Written by Alison Bechdel
Drawn by Alison Bechdel
Houghton Mifflin

I just found a copy of the hardcover edition in great shape, so I figured I'd dig out this old review from almost two years ago. This was one of the books that triggered my now-love of autobiographical comics. It remains my favorite, and one that I think all comics fans should read, unless they are a raging conservative.

A graphic novel in the truest sense, this drawn autobiography by Bechdel relies heavily on the journal she started keeping from an early age. We learn the story of her very dysfunctional family, where an effeminate father's deeper secrets are locked away until they destroy him.

In Bechdel's hands, we see her try to come to terms with that fact that she is a lesbian and her father was a repressed gay man who sadly had affairs with underage boys. Literary allusions from Joyce to Wilde to Fitzgerald appear with great style and good timing; Bechdel crafts her story in a way that I guess is referred to in prose as literary non-fiction.

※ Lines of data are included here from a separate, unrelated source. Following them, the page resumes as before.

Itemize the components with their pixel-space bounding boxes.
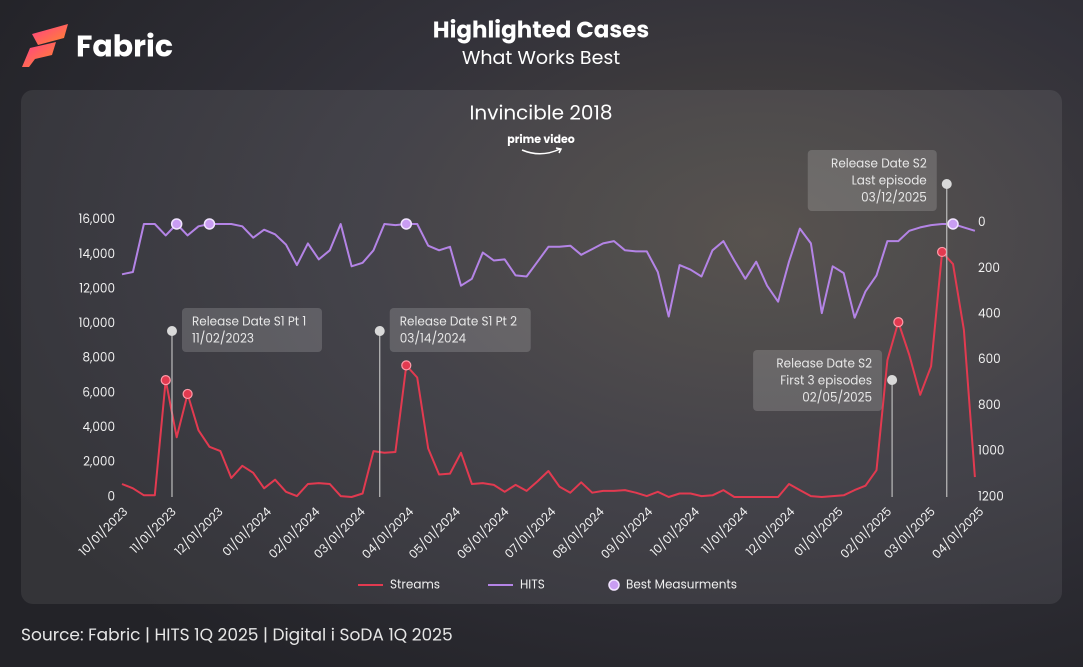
series-line xyxy=(121,251,976,498)
network-logo: prime video xyxy=(507,131,575,147)
annotation-text: Release Date S1 Pt 1 xyxy=(192,313,306,330)
logo-mark xyxy=(32,24,68,45)
legend-label: Streams xyxy=(390,576,440,593)
y-tick-label: 4,000 xyxy=(82,419,115,436)
annotation-box xyxy=(181,308,322,352)
annotation-text: First 3 episodes xyxy=(780,372,872,389)
annotation-dot xyxy=(887,375,898,385)
logo: Fabric xyxy=(22,24,173,67)
annotation-box xyxy=(389,308,531,352)
y2-tick-label: 600 xyxy=(978,351,1001,368)
legend-marker xyxy=(608,579,620,591)
brand: Fabric xyxy=(76,24,173,67)
y-tick-label: 14,000 xyxy=(79,246,115,263)
series-line xyxy=(121,223,976,319)
source: Source: Fabric | HITS 1Q 2025 | Digital … xyxy=(21,623,453,647)
annotation-dot xyxy=(374,326,385,336)
logo-mark xyxy=(22,42,56,67)
y2-tick-label: 800 xyxy=(978,397,1001,414)
annotation-date: 03/12/2025 xyxy=(861,189,927,206)
y-tick-label: 16,000 xyxy=(79,211,115,228)
page-subtitle: What Works Best xyxy=(462,44,620,71)
chart-title: Invincible 2018 xyxy=(470,98,613,126)
page-title: Highlighted Cases xyxy=(433,14,649,46)
highlight-point xyxy=(182,388,193,400)
annotation-date: 03/14/2024 xyxy=(400,330,467,347)
annotation-text: Release Date S1 Pt 2 xyxy=(400,313,517,330)
y-tick-label: 0 xyxy=(107,488,115,505)
y-tick-label: 12,000 xyxy=(79,280,115,297)
legend-label: Best Measurments xyxy=(626,576,737,593)
highlight-point xyxy=(401,360,412,371)
annotation-date: 02/05/2025 xyxy=(802,389,872,406)
annotation-box xyxy=(807,150,937,211)
best-marker xyxy=(203,218,216,230)
best-marker xyxy=(400,218,413,230)
annotation-date: 11/02/2023 xyxy=(192,330,254,347)
best-marker xyxy=(947,218,959,230)
y2-tick-label: 1000 xyxy=(978,443,1004,460)
legend-label: HITS xyxy=(520,576,545,593)
annotation-box xyxy=(753,350,883,411)
y-tick-label: 6,000 xyxy=(82,384,115,401)
y2-tick-label: 400 xyxy=(978,306,1001,323)
annotation-dot xyxy=(941,179,952,189)
highlight-point xyxy=(160,375,171,386)
y-tick-label: 10,000 xyxy=(79,315,115,332)
highlight-point xyxy=(893,316,904,328)
annotation-text: Release Date S2 xyxy=(831,155,927,172)
highlight-point xyxy=(936,246,948,258)
y-tick-label: 8,000 xyxy=(82,350,115,367)
annotation-text: Release Date S2 xyxy=(776,355,872,372)
y2-tick-label: 0 xyxy=(978,214,986,231)
network-smile xyxy=(521,147,563,155)
y2-tick-label: 1200 xyxy=(978,488,1004,505)
y-tick-label: 2,000 xyxy=(83,454,115,471)
annotation-dot xyxy=(166,326,177,336)
best-marker xyxy=(170,218,183,230)
chart-panel xyxy=(21,90,1062,604)
y2-tick-label: 200 xyxy=(978,260,1000,277)
annotation-text: Last episode xyxy=(852,172,927,189)
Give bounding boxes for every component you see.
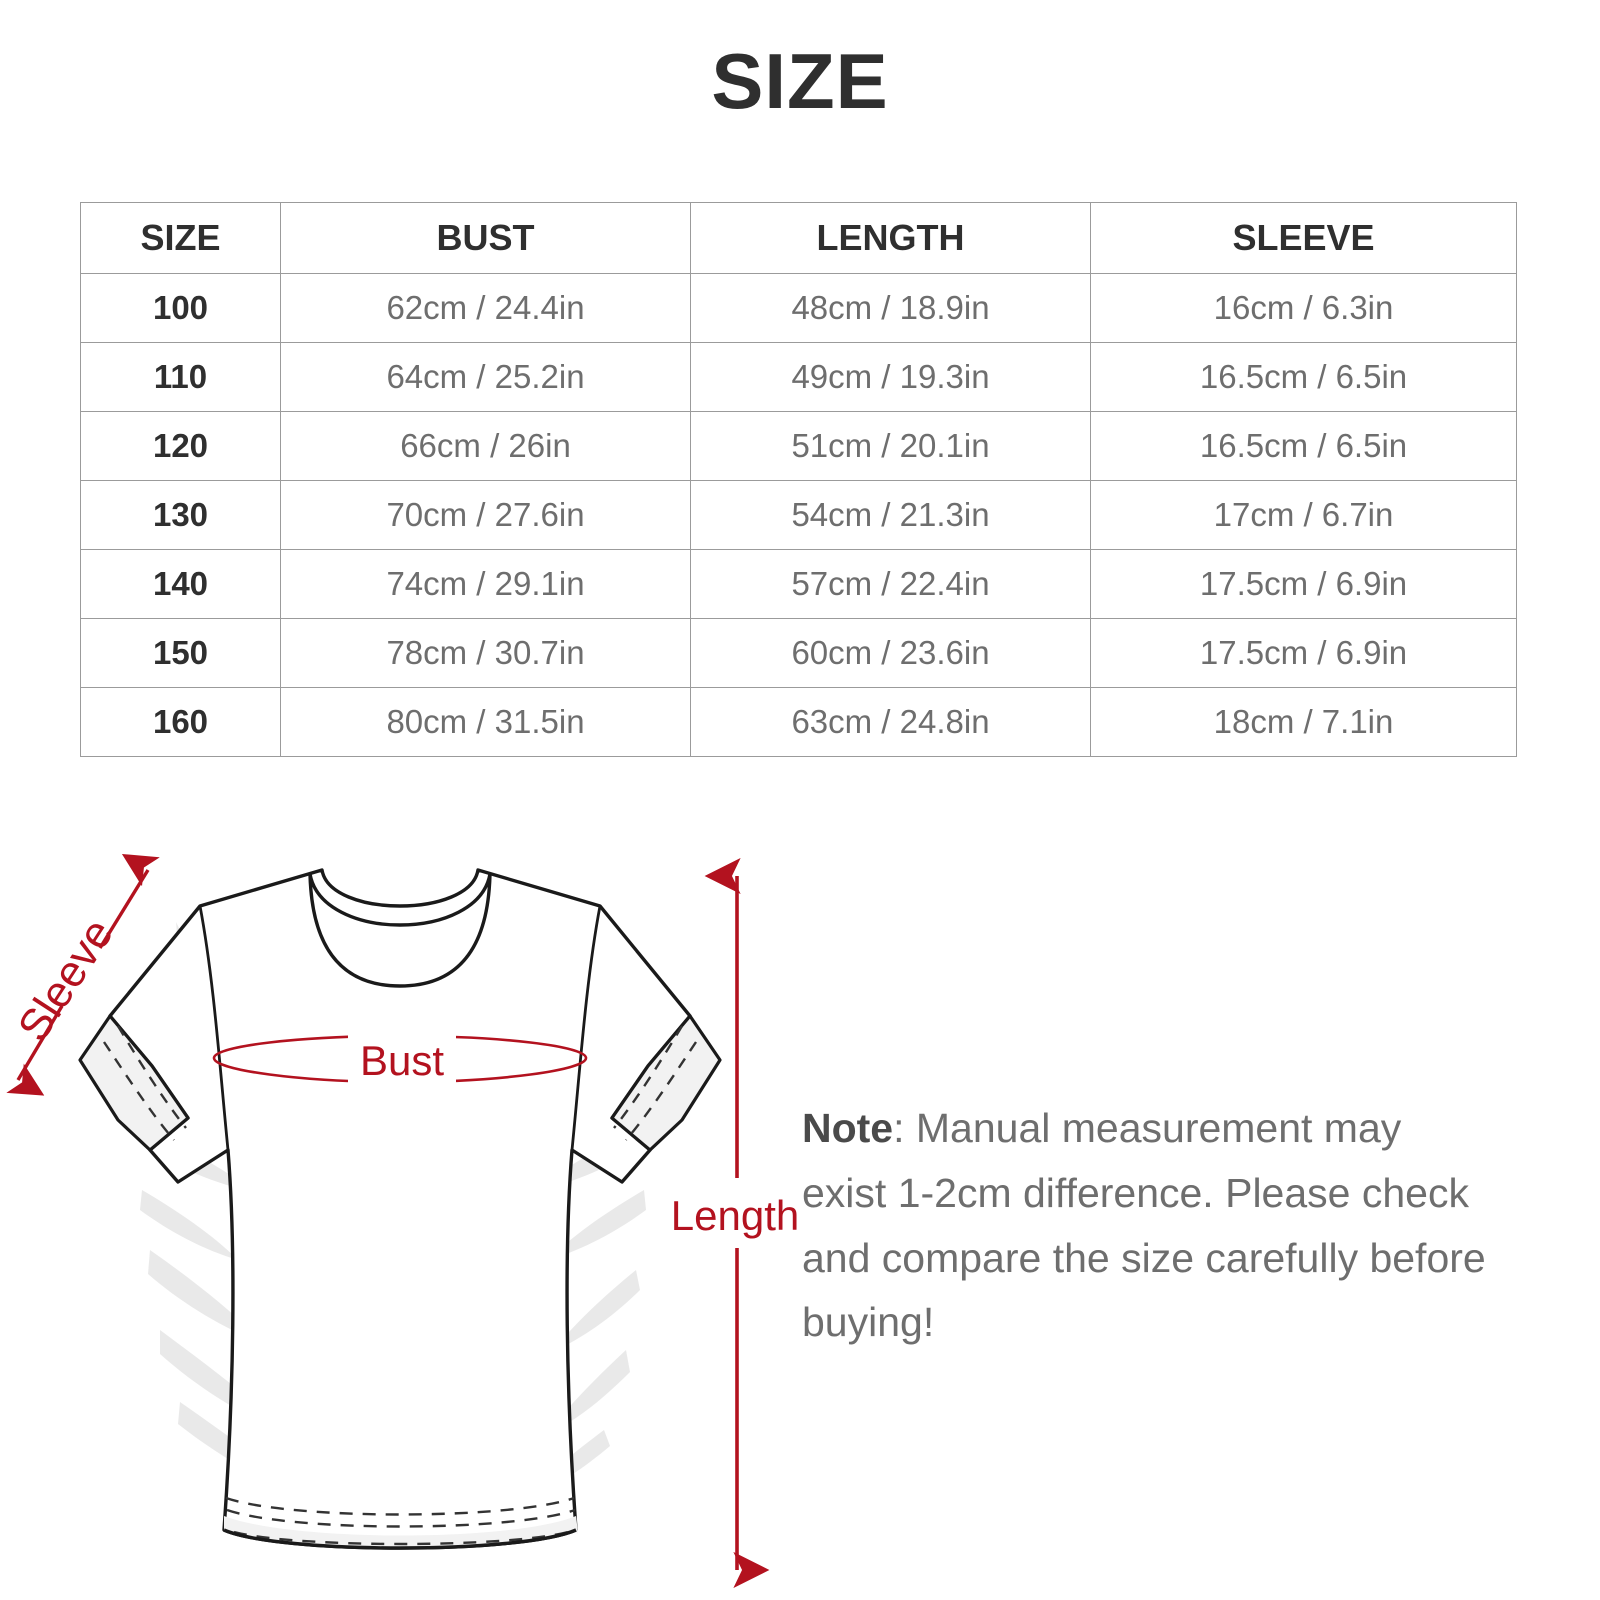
- collar-band: [308, 873, 492, 988]
- cell-length: 63cm / 24.8in: [690, 687, 1091, 757]
- column-header-sleeve: SLEEVE: [1090, 202, 1517, 274]
- table-row: 150 78cm / 30.7in 60cm / 23.6in 17.5cm /…: [80, 618, 1517, 688]
- sleeve-arrow-lower: [6, 1005, 64, 1096]
- cuff-stitching: [103, 1025, 697, 1141]
- cell-length: 60cm / 23.6in: [690, 618, 1091, 688]
- cell-length: 54cm / 21.3in: [690, 480, 1091, 550]
- sleeve-arrow-upper: [98, 853, 160, 949]
- cell-size: 160: [80, 687, 281, 757]
- tshirt-illustration: Bust Sleeve Length: [0, 830, 800, 1600]
- cell-bust: 74cm / 29.1in: [280, 549, 691, 619]
- table-row: 100 62cm / 24.4in 48cm / 18.9in 16cm / 6…: [80, 273, 1517, 343]
- table-row: 110 64cm / 25.2in 49cm / 19.3in 16.5cm /…: [80, 342, 1517, 412]
- cell-sleeve: 16cm / 6.3in: [1090, 273, 1517, 343]
- bust-measurement-annotation: Bust: [212, 1030, 588, 1086]
- cell-size: 100: [80, 273, 281, 343]
- column-header-bust: BUST: [280, 202, 691, 274]
- bust-label: Bust: [360, 1037, 444, 1084]
- column-header-length: LENGTH: [690, 202, 1091, 274]
- length-measurement-annotation: Length: [671, 858, 799, 1588]
- cell-length: 51cm / 20.1in: [690, 411, 1091, 481]
- shoulder-seam-left: [198, 905, 230, 1151]
- cell-sleeve: 17.5cm / 6.9in: [1090, 549, 1517, 619]
- cell-bust: 70cm / 27.6in: [280, 480, 691, 550]
- cell-bust: 80cm / 31.5in: [280, 687, 691, 757]
- cell-bust: 78cm / 30.7in: [280, 618, 691, 688]
- length-label: Length: [671, 1192, 799, 1239]
- cell-bust: 64cm / 25.2in: [280, 342, 691, 412]
- table-row: 140 74cm / 29.1in 57cm / 22.4in 17.5cm /…: [80, 549, 1517, 619]
- table-row: 160 80cm / 31.5in 63cm / 24.8in 18cm / 7…: [80, 687, 1517, 757]
- bottom-hem-edge: [223, 1528, 577, 1550]
- note-block: Note: Manual measurement may exist 1-2cm…: [802, 1096, 1492, 1355]
- size-table: SIZE BUST LENGTH SLEEVE 100 62cm / 24.4i…: [80, 202, 1517, 757]
- bust-ellipse-right: [399, 1034, 588, 1084]
- cell-sleeve: 16.5cm / 6.5in: [1090, 342, 1517, 412]
- bottom-hem-stitching: [225, 1496, 576, 1546]
- cell-sleeve: 17cm / 6.7in: [1090, 480, 1517, 550]
- sleeve-cuff-left: [78, 1014, 190, 1152]
- table-header-row: SIZE BUST LENGTH SLEEVE: [80, 202, 1517, 274]
- table-row: 120 66cm / 26in 51cm / 20.1in 16.5cm / 6…: [80, 411, 1517, 481]
- bust-ellipse-left: [212, 1034, 401, 1084]
- cell-length: 48cm / 18.9in: [690, 273, 1091, 343]
- cell-sleeve: 17.5cm / 6.9in: [1090, 618, 1517, 688]
- column-header-size: SIZE: [80, 202, 281, 274]
- table-row: 130 70cm / 27.6in 54cm / 21.3in 17cm / 6…: [80, 480, 1517, 550]
- note-label: Note: [802, 1105, 894, 1151]
- cell-size: 140: [80, 549, 281, 619]
- page-title: SIZE: [711, 37, 889, 125]
- cell-size: 130: [80, 480, 281, 550]
- cell-size: 110: [80, 342, 281, 412]
- note-text: : Manual measurement may exist 1-2cm dif…: [802, 1105, 1486, 1346]
- bottom-hem-fill: [224, 1516, 578, 1548]
- cell-bust: 66cm / 26in: [280, 411, 691, 481]
- sleeve-cuff-right: [610, 1014, 722, 1152]
- cell-length: 57cm / 22.4in: [690, 549, 1091, 619]
- cell-bust: 62cm / 24.4in: [280, 273, 691, 343]
- cell-sleeve: 16.5cm / 6.5in: [1090, 411, 1517, 481]
- cell-size: 120: [80, 411, 281, 481]
- cell-size: 150: [80, 618, 281, 688]
- cell-length: 49cm / 19.3in: [690, 342, 1091, 412]
- shoulder-seam-right: [570, 905, 602, 1151]
- cell-sleeve: 18cm / 7.1in: [1090, 687, 1517, 757]
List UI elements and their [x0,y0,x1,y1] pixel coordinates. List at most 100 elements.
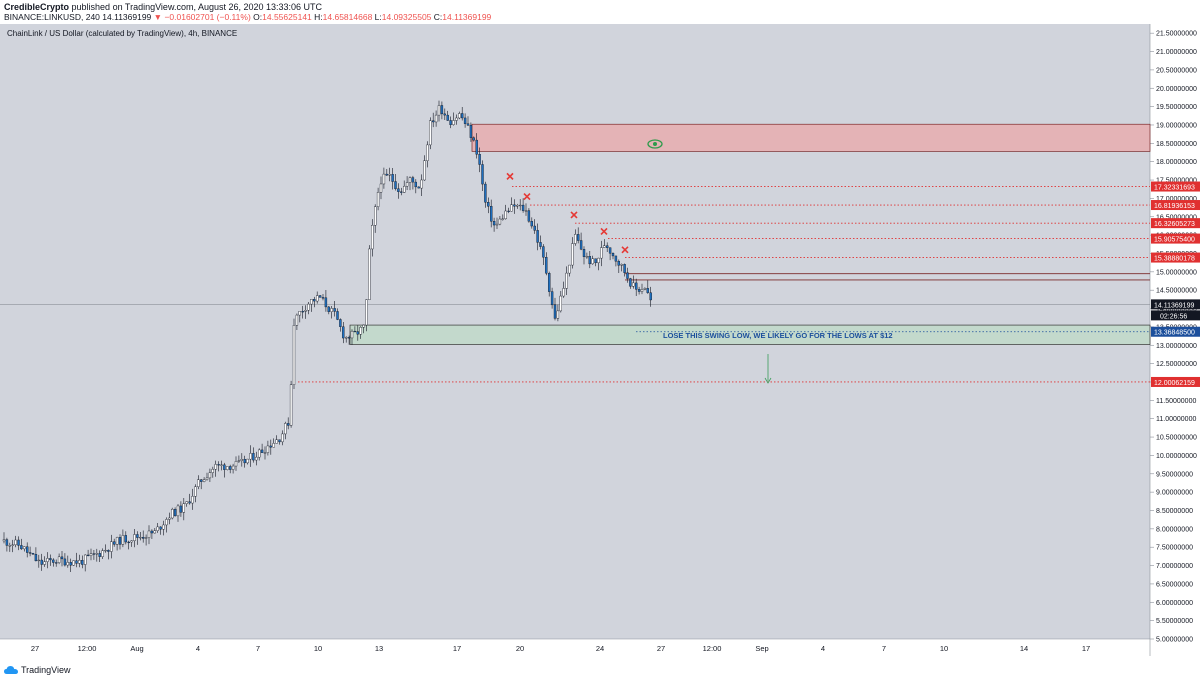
tradingview-logo[interactable]: TradingView [4,665,71,675]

The artwork is simple and borrows some ideas from manga (for instance labeling things not immediately apparent to the reader) to good effect. I admire Bechdel's ability to face the truth head-on; there's nothing hidden from the reader, no matter how much it might hurt to remember. (There's a note of thanks to her brothers and mother for allowing her to be that frank.) All in all, this makes for fascinating reading, looking at a real-life dysfunctional family from the inside out.

This will be one of those books that people are talking about for the next fifty years, and with good reason. Read it now while you still can pretend to be cool about it later!